L’ALTRO FREDDO
IL MONT BLANC
MISERIA E NOBILTA’ DELLA CASTAGNA
Per secoli l’alimentazione delle popolazioni dell’arco appenninico è rimasta immutata. Un naturalista del Settecento, Giovanni Targioni Tozzetti, notava a proposito della Garfagnana, che “Il vitto consiste quasi esclusivamente in castagne, o fresche o cotte arrosto ed in ballotte, o seccate e ridotte in farina.” La castagna era talmente importante che la casa contadina di montagna aveva sempre una camera destinata all’essiccatura delle castagne. Queste, insieme alle rape cotte sotto la cenere, ai fagioli, alle erbe selvatiche, erano l’alimento abituale dei contadini di montagna, così come cantato nello Itenerario di uno peligrino incognito, di incerto autore della fine del 500: “…dove il pan è di castagna/ e dove il vino è di fontana chiara;/…dove carne non si magna / e dove bolle il macco in la caldara”.
Marcolfa, che abitava nei boschi sopra un alto e aspro monte in una specie di capanno, aveva come “cantina” il ruscello e teneva sempre pronta per il pranzo una “pentoletta con quattro erbe selvatiche senza sale”. E poi conservava le castagne che seccava e riduceva in farina. Questa farina era tutta destinata a suo figlio Bertoldino, il suo “cucco dissennato” uso soltanto a pascolar le capre, e con essa gli preparava castagnacci. Bertoldino era golosissimo di castagnacci tanto che una volta, dopo un breve malore, Marcolfa gli chiede come stesse e lui le rispose di voler mangiare il castagnaccio. La madre ne prepara venticinque che Bertoldino mangia tutti, prima di andare a coricarsi sotto un olmo e dormirvi tutto il giorno.
Ora immaginiamo questo personaggio come avrebbe potuto reagire all’assaggio di un mont-blanc. Innanzitutto sarebbe dovuto andare in Piemonte o, meglio, in Savoia, quando la regione era tutt’uno con la Francia, dato che là è nato, così si dice, il ricco dolce.
è un dolce che le popolazioni di montagna sopra descritte, non hanno mai visto, né tantomeno assaggiato: per loro esisteva soltanto il castagnaccio, che nulla ha a che vedere con il mont-blanc. L’unica cosa che li accomuna è la base, ossia la castagna…no, anzi, neanche quella, poiché infatti per il dolce contadino si utilizza la farina di castagne; mentre per il secondo sono indispensabili i marroni (della stessa famiglia, d’accordo; ma i marroni sono più dolci e senza quel fondo amarognolo delle castagne).
Una volta cotti i marroni in acqua e zucchero, si fa una purea; questa, con l’aiuto di un sac à poche, la si sistema su di un piatto a forma di montagna e sopra di essa una bella colata di panna montata, giustificando così il nome del dolce, decorando, se lo si desidera, con delle meringhe.
LA RICETTA
Ingredienti:
• Marroni 650 gr
• Sale 3 cucchiaini
• Latte fresco 1lt
• Zucchero 180 gr
• Vanillina 1 bustina
• Rum (a piacere)
• Panna montata 500 gr
• Meringhe piccole
Procedimento:
1. Incidere i marroni sul lato bombato e metterli al fuoco in abbondante acqua fredda insieme al sale. Far bollire per 10 minuti
2. Scolare i marroni e sbucciarli velocemente liberandoli da buccia e pellicine.

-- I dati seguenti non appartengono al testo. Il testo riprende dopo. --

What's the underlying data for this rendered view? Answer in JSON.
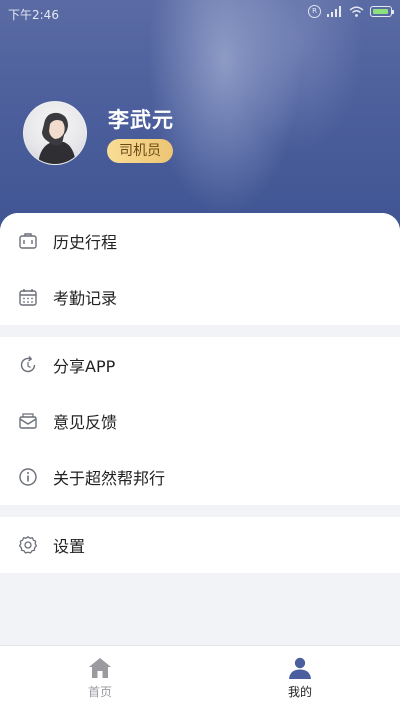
{
  "status_bar": {
    "time": "下午2:46",
    "r_badge": "R"
  },
  "profile": {
    "name": "李武元",
    "role": "司机员"
  },
  "menu_groups": [
    [
      {
        "label": "历史行程",
        "icon": "suitcase-icon"
      },
      {
        "label": "考勤记录",
        "icon": "calendar-icon"
      }
    ],
    [
      {
        "label": "分享APP",
        "icon": "share-refresh-icon"
      },
      {
        "label": "意见反馈",
        "icon": "feedback-envelope-icon"
      },
      {
        "label": "关于超然帮邦行",
        "icon": "info-icon"
      }
    ],
    [
      {
        "label": "设置",
        "icon": "gear-icon"
      }
    ]
  ],
  "tabbar": {
    "home": "首页",
    "me": "我的"
  },
  "colors": {
    "accent": "#4b5e9d",
    "badge": "#f2cf82",
    "icon_gray": "#6b6f78"
  }
}
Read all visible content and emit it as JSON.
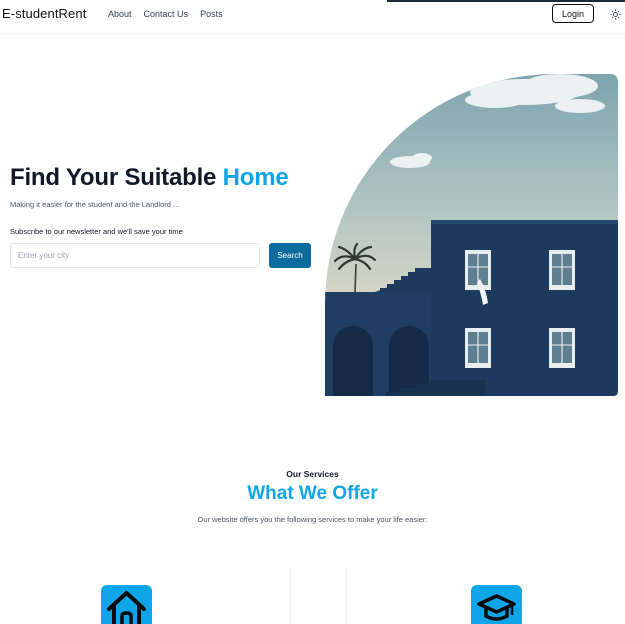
{
  "navbar": {
    "brand": "E-studentRent",
    "links": [
      "About",
      "Contact Us",
      "Posts"
    ],
    "login_label": "Login"
  },
  "hero": {
    "title_part1": "Find Your Suitable ",
    "title_accent": "Home",
    "subtitle": "Making it easier for the student and the Landlord ...",
    "newsletter_label": "Subscribe to our newsletter and we'll save your time",
    "search_placeholder": "Enter your city",
    "search_button": "Search"
  },
  "services": {
    "kicker": "Our Services",
    "title": "What We Offer",
    "description": "Our website offers you the following services to make your life easier:",
    "icons": [
      "home-icon",
      "graduation-cap-icon"
    ]
  },
  "colors": {
    "accent": "#0ea5e9",
    "button_primary": "#0b6a9e",
    "building": "#1c3b5f"
  }
}
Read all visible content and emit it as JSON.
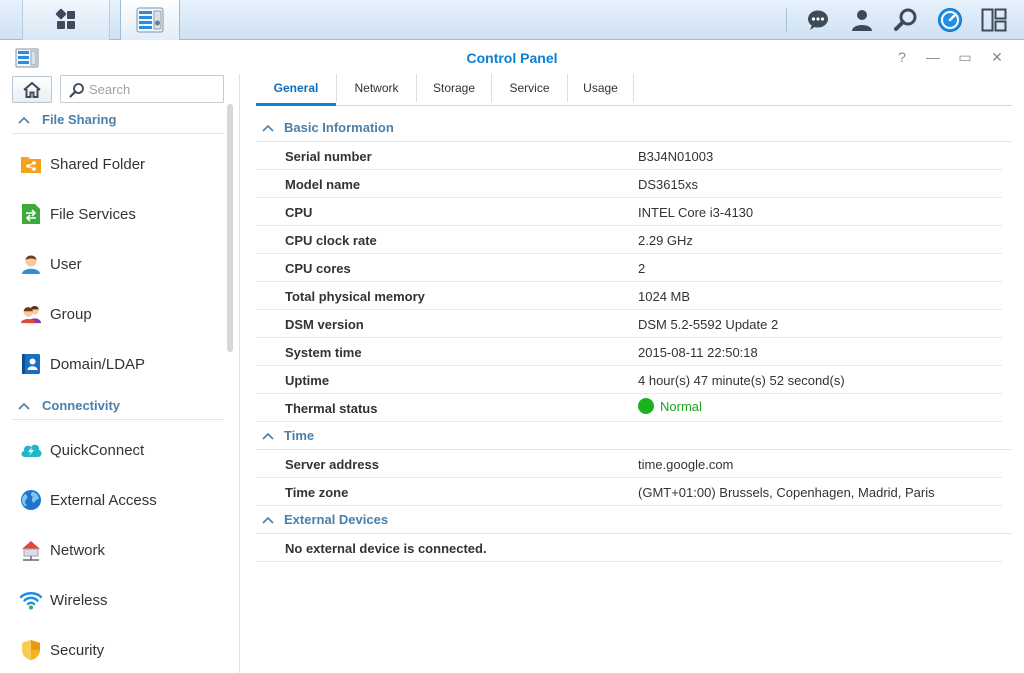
{
  "window": {
    "title": "Control Panel"
  },
  "window_controls": {
    "help": "?",
    "minimize": "—",
    "restore": "▭",
    "close": "✕"
  },
  "search": {
    "placeholder": "Search"
  },
  "sidebar": {
    "sections": [
      {
        "title": "File Sharing",
        "items": [
          "Shared Folder",
          "File Services",
          "User",
          "Group",
          "Domain/LDAP"
        ]
      },
      {
        "title": "Connectivity",
        "items": [
          "QuickConnect",
          "External Access",
          "Network",
          "Wireless",
          "Security"
        ]
      }
    ]
  },
  "tabs": [
    "General",
    "Network",
    "Storage",
    "Service",
    "Usage"
  ],
  "active_tab": "General",
  "groups": {
    "basic": {
      "title": "Basic Information",
      "rows": [
        {
          "label": "Serial number",
          "value": "B3J4N01003"
        },
        {
          "label": "Model name",
          "value": "DS3615xs"
        },
        {
          "label": "CPU",
          "value": "INTEL Core i3-4130"
        },
        {
          "label": "CPU clock rate",
          "value": "2.29 GHz"
        },
        {
          "label": "CPU cores",
          "value": "2"
        },
        {
          "label": "Total physical memory",
          "value": "1024 MB"
        },
        {
          "label": "DSM version",
          "value": "DSM 5.2-5592 Update 2"
        },
        {
          "label": "System time",
          "value": "2015-08-11 22:50:18"
        },
        {
          "label": "Uptime",
          "value": "4 hour(s) 47 minute(s) 52 second(s)"
        },
        {
          "label": "Thermal status",
          "value": "Normal"
        }
      ]
    },
    "time": {
      "title": "Time",
      "rows": [
        {
          "label": "Server address",
          "value": "time.google.com"
        },
        {
          "label": "Time zone",
          "value": "(GMT+01:00) Brussels, Copenhagen, Madrid, Paris"
        }
      ]
    },
    "external": {
      "title": "External Devices",
      "rows": [
        {
          "label": "No external device is connected.",
          "value": ""
        }
      ]
    }
  },
  "colors": {
    "accent": "#0b7fd3",
    "section_heading": "#4a7fab",
    "status_ok": "#1bb21b"
  }
}
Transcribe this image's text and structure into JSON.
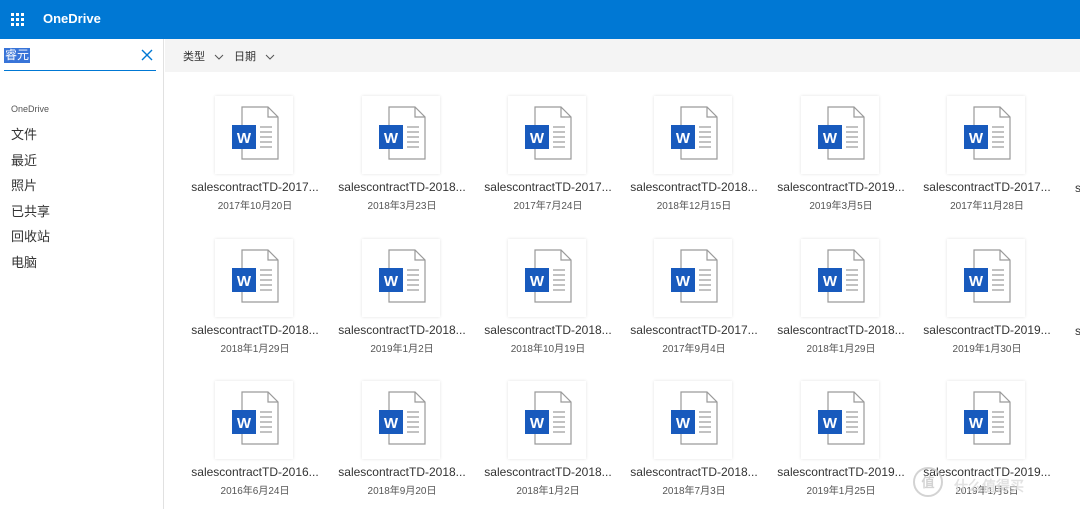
{
  "app": {
    "brand": "OneDrive",
    "accent_color": "#0078d4"
  },
  "search": {
    "value": "睿元"
  },
  "sidebar": {
    "heading": "OneDrive",
    "items": [
      {
        "label": "文件"
      },
      {
        "label": "最近"
      },
      {
        "label": "照片"
      },
      {
        "label": "已共享"
      },
      {
        "label": "回收站"
      },
      {
        "label": "电脑"
      }
    ]
  },
  "toolbar": {
    "type_label": "类型",
    "date_label": "日期"
  },
  "files": [
    {
      "name": "salescontractTD-2017...",
      "date": "2017年10月20日"
    },
    {
      "name": "salescontractTD-2018...",
      "date": "2018年3月23日"
    },
    {
      "name": "salescontractTD-2017...",
      "date": "2017年7月24日"
    },
    {
      "name": "salescontractTD-2018...",
      "date": "2018年12月15日"
    },
    {
      "name": "salescontractTD-2019...",
      "date": "2019年3月5日"
    },
    {
      "name": "salescontractTD-2017...",
      "date": "2017年11月28日"
    },
    {
      "name": "salescontractTD-2018...",
      "date": "2018年1月29日"
    },
    {
      "name": "salescontractTD-2018...",
      "date": "2019年1月2日"
    },
    {
      "name": "salescontractTD-2018...",
      "date": "2018年10月19日"
    },
    {
      "name": "salescontractTD-2017...",
      "date": "2017年9月4日"
    },
    {
      "name": "salescontractTD-2018...",
      "date": "2018年1月29日"
    },
    {
      "name": "salescontractTD-2019...",
      "date": "2019年1月30日"
    },
    {
      "name": "salescontractTD-2016...",
      "date": "2016年6月24日"
    },
    {
      "name": "salescontractTD-2018...",
      "date": "2018年9月20日"
    },
    {
      "name": "salescontractTD-2018...",
      "date": "2018年1月2日"
    },
    {
      "name": "salescontractTD-2018...",
      "date": "2018年7月3日"
    },
    {
      "name": "salescontractTD-2019...",
      "date": "2019年1月25日"
    },
    {
      "name": "salescontractTD-2019...",
      "date": "2019年1月5日"
    }
  ],
  "watermark": {
    "text": "什么值得买"
  }
}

3. Mettere i marroni in una casseruola, aggiungere il latte, lo zucchero, la vanillina e cuocere a fuoco medio per circa 40 minuti, mescolando ogni tanto.
4. Una volta cotti, passare i marroni in un mixer unendo il rum (quantità a piacere). Mettere l’impasto in frigo per due ore.
5. Passare il composto in un schiacciaverdure in modo che la purea scenda come spaghetti o vermicelli sul piatto creando una montagna.
6. Versare la panna montata sui marroni in modo da creare un effetto-monte e ultimare la decorazioni con le meringhe.